Charlie L Arone, l'âme égarée Chapitre 6 - Arone

Chapitre 6 - Arone

Prise de spasmes, je me redresse et évite de justesse de percuter le visage de Colin. Une quinte de toux m’aide à expulser l’eau de mes poumons, et manque de me faire régurgiter le maigre contenu de mon estomac.

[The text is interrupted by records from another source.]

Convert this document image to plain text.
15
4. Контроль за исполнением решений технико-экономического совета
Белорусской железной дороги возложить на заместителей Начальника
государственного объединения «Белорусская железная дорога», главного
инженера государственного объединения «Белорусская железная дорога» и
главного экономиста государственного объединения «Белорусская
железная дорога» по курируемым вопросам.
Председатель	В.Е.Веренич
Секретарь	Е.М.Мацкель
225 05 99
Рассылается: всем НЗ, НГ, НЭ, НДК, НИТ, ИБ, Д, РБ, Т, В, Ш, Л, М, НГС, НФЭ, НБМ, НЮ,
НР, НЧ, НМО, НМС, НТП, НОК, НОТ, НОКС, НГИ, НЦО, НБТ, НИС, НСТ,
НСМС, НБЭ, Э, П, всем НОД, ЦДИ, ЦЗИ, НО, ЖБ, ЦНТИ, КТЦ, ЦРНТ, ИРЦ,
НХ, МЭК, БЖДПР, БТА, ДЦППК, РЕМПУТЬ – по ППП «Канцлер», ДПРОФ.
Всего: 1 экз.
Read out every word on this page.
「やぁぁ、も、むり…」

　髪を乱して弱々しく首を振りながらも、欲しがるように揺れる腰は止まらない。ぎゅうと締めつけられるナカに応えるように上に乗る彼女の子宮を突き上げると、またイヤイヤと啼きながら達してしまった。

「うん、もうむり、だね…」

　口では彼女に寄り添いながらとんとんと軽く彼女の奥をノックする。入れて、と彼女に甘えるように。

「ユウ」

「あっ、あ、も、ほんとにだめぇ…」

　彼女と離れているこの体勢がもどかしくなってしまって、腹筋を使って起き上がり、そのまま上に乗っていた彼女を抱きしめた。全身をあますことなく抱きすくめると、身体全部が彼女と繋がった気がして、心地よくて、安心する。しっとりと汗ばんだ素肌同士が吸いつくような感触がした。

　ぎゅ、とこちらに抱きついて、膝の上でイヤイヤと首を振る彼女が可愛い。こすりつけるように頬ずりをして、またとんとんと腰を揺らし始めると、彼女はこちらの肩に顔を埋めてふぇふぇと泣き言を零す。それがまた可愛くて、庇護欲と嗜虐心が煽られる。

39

Que vient-il de se passer?


Ma respiration a du mal à retrouver un rythme régulier, mon cœur tambourine dans ma poitrine comme s’il souhaitait s’en échapper, des larmes s’écoulent le long de mes joues, mes dents claquent sous le froid soudain qui s’empare de moi. Je me sens complètement perdue. Mes membres tremblent encore sous le choc. Une serviette tiède est posée sur mes épaules et je tourne la tête vers Mierdith qui m’adresse un sourire rassurant. Je resserre les pans du tissu-éponge autour de moi, replie les genoux contre mon buste et baisse la tête pour cacher mon visage. C’est mon premier contact avec de l’eau chaude, jamais je ne m’étais immergée dans le liquide, même si cela paraît naturel pour les autres. J’ai toujours préféré la toilette simpliste à l’aide d’un gant, ou alors sous la pluie pour laver mes cheveux, mais je n’étais jamais allée jusqu’à entrer dans une baignoire pour me nettoyer. Pour sûr, ce n’est pas une expérience que je suis prête à renouveler !


L’expression peinte sur le visage de Colin en face de moi est indéchiffrable. Je n’arrive pas à déterminer s’il est intrigué ou amusé. Sauf s’il se décide à me questionner, je ne lui raconterai pas ce qu’il vient de se produire. Tout est bien trop confus dans ma tête. J’ai la sensation d’avoir été projetée dans un autre esprit, ou d’avoir partagé un corps avec un inconnu. Sans pour autant que cela me paraisse désagréable, bien au contraire.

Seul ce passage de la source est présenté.